Not so much. As a simple matter of fact, all prime ministers possess the same powers as all other prime ministers – which is to say, all prime ministers are inherently powerful. “The powers of the prime minister,” Arthur Meighen once said, “are very great.” Indeed, he said, they make the prime minister “supreme.” This is so for a simple reason. By constitutional right and by parliamentary tradition, the prime minister is – for all practical purposes – the Crown.
It’s useful to recall that Sir John A. Macdonald, Canada’s first prime minister, sought to establish a Kingdom of Canada in which the prime minister would exercise sovereign power. “We cannot limit or define the powers of the Crown.” By this, he meant, through the transmogrification of the Crown, the powers of the prime minister. Indeed, Macdonald held that no legal limit could be placed on the executive branch, “the government.” The Sovereign “can do as she pleases,” he said – provided she takes her prime minister’s advice.
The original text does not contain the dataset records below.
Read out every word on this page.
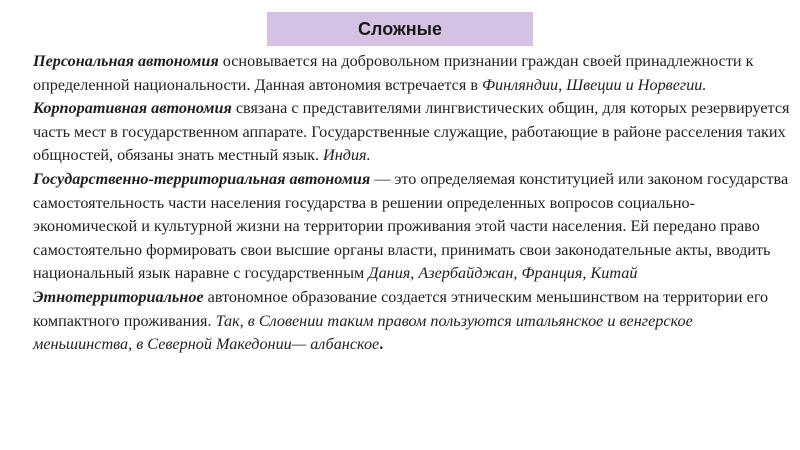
Сложные

Персональная автономия основывается на добровольном признании граждан своей принадлежности к определенной национальности. Данная автономия встречается в Финляндии, Швеции и Норвегии.

Корпоративная автономия связана с представителями лингвистических общин, для которых резервируется часть мест в государственном аппарате. Государственные служащие, работающие в районе расселения таких общностей, обязаны знать местный язык. Индия.

Государственно-территориальная автономия — это определяемая конституцией или законом государства самостоятельность части населения государства в решении определенных вопросов социально-экономической и культурной жизни на территории проживания этой части населения. Ей передано право самостоятельно формировать свои высшие органы власти, принимать свои законодательные акты, вводить национальный язык наравне с государственным Дания, Азербайджан, Франция, Китай

Этнотерриториальное автономное образование создается этническим меньшинством на территории его компактного проживания. Так, в Словении таким правом пользуются итальянское и венгерское меньшинства, в Северной Македонии— албанское.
In his 1908 biography of Macdonald, Sir George Parkin observed that Sir John had fashioned a country with “a powerful central government and minor provincial legislatures for local purposes.” But, for Macdonald, this was not power enough. He further devised the provincial lieutenant-governors – all appointed by the Crown, all reporting to the Crown (and, hence, to the prime minister); all helping the central government keep the provinces in check. In the early years of Confederation, Macdonald frequently disallowed provincial legislation.
In any literal reading of the British North America Act, Sir George wrote, “Canada would appear to suffer under a dictatorship, the autocratic rule of one central figure, acting in the name of the Sovereign, who governs the Dominion with little reference to, or control by, the people.” In short, Canada is a monarchy, not a democracy.
In this monarchy, a prime minister exercises absolute control over the cabinet. Macdonald and Sir Wilfrid Laurier ruled their respective cabinets and backbench MPs with firm detachment. In historian Robert McGregor Dawson’s classic 1947 analysis, The Government of Canada, he observes: “The leader of the pack will tolerate no rival – and he possesses the will and the means to enforce his supremacy.” Margaret Thatcher famously ruled as the Iron Lady: “I don’t mind how much my ministers talk,” she said, “so long as they do what I say.”
Successful prime ministers, Dawson said, must be “ruthless” in wielding their authority. In 1902, for example, Joseph-Israël Tarte, a cabinet colleague of Laurier, publicly called for higher tariffs – breaking cabinet solidarity. Laurier fired him. His eloquent reason stands to this day: “It is in human nature to differ. It is in human nature, even for the best of friends. But the [cabinet]sits for the purpose of reconciling these differences. … The necessity for solidarity … is absolute.”
Many of the prime minister’s powers are nowhere written. These “prerogative powers” are simply traditional: the power to pardon; the power to declare war; the power to summon, prorogue or dissolve Parliament. It was silly for the opposition to go squirrelly when Mr. Harper prorogued Parliament for strategic purposes. His right to do so was absolute, his reason irrelevant.
Our constitutional monarchy is inherently hierarchical. It encourages consensus but does not require it – and gives us stable government in return. Democracy is for elections; governing is something else altogether. Yet, Mr. Harper holds his powers, elaborate as they are, only with the consent of his own colleagues. MPs are nobodies, Pierre Trudeau once said, when they’re 100 yards from Parliament Hill. Assembled in the House of Commons, though, they retain a superior power – in a parliamentary sense, the right to regicide.